U. law professor Amy Wildermuth is a leading authority on state standing — she co-authored a 2007 article on the issue in the Northwestern Law Review — and spearheaded the brief.
Wildermuth said a friend saw that the district court had requested briefing on the state standing issue. Through a former colleague, she connected with a Seattle law firm, wrote the brief, then circulated it to other law professors knowledgeable on the issue of standing, common practice among professors with expertise they want to share with a court.
"Because state standing comes up infrequently," she said in an email, "in my writing, I have tried to do two things: (1) make sense of the limited precedent that is available and (2) make the strongest arguments based on that precedent for states to bring suit. I think that it is both important and healthy in our system of government to allow states to bring suits in the appropriate circumstances."
Wildermuth declined to take a position on Trump's order.
The other professors from the U.'s S.J. Quinney College of Law who signed the brief are Robin Kundis Craig, Lincoln L. Davies and Alexander T. Skibine. Lisa Grow Sun, a professor at BYU's J. Reuben Clark Law School, also signed the brief.
"The question of when states have standing to bring suits against the federal government is a complicated one," Sun said in an email, "so we thought it would be helpful to provide the court a framework for thinking about state standing and to explain why we believe the state of Washington has standing to sue."
Washington will lose money if some of its students cannot register at state universities, and if faculty and students are forced to cancel some overseas travel plans and lose nonrefundable deposits. There is no minimum amount on damage when it comes to establishing standing.
Sun spoke in her personal capacity, not as a representative of BYU or its sponsor, The Church of Jesus Christ of Latter-day Saints.
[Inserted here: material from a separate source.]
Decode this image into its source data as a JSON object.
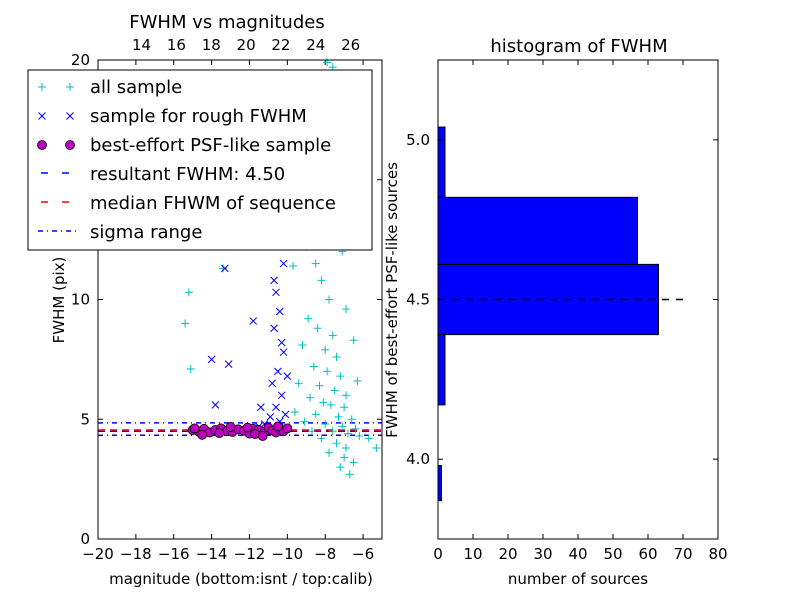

Sun, the first woman to graduate first in her class at Harvard Law School, offered her opinion on Trump's order, saying it "clearly discriminates on the basis of religion, despite the fact that it attempts to draw lines based on place, rather than religion. President Trump said during his campaign that he intended to enact a Muslim ban and, if Rudy Giuliani is to be believed, President Trump asked his advisors to craft a 'legal' way to implement a Muslim ban. You cannot paper over or cure a discriminatory purpose (to ban Muslims) by trying to craft the formal legal language in a more neutral way. The intent to discriminate on the basis of religion remains."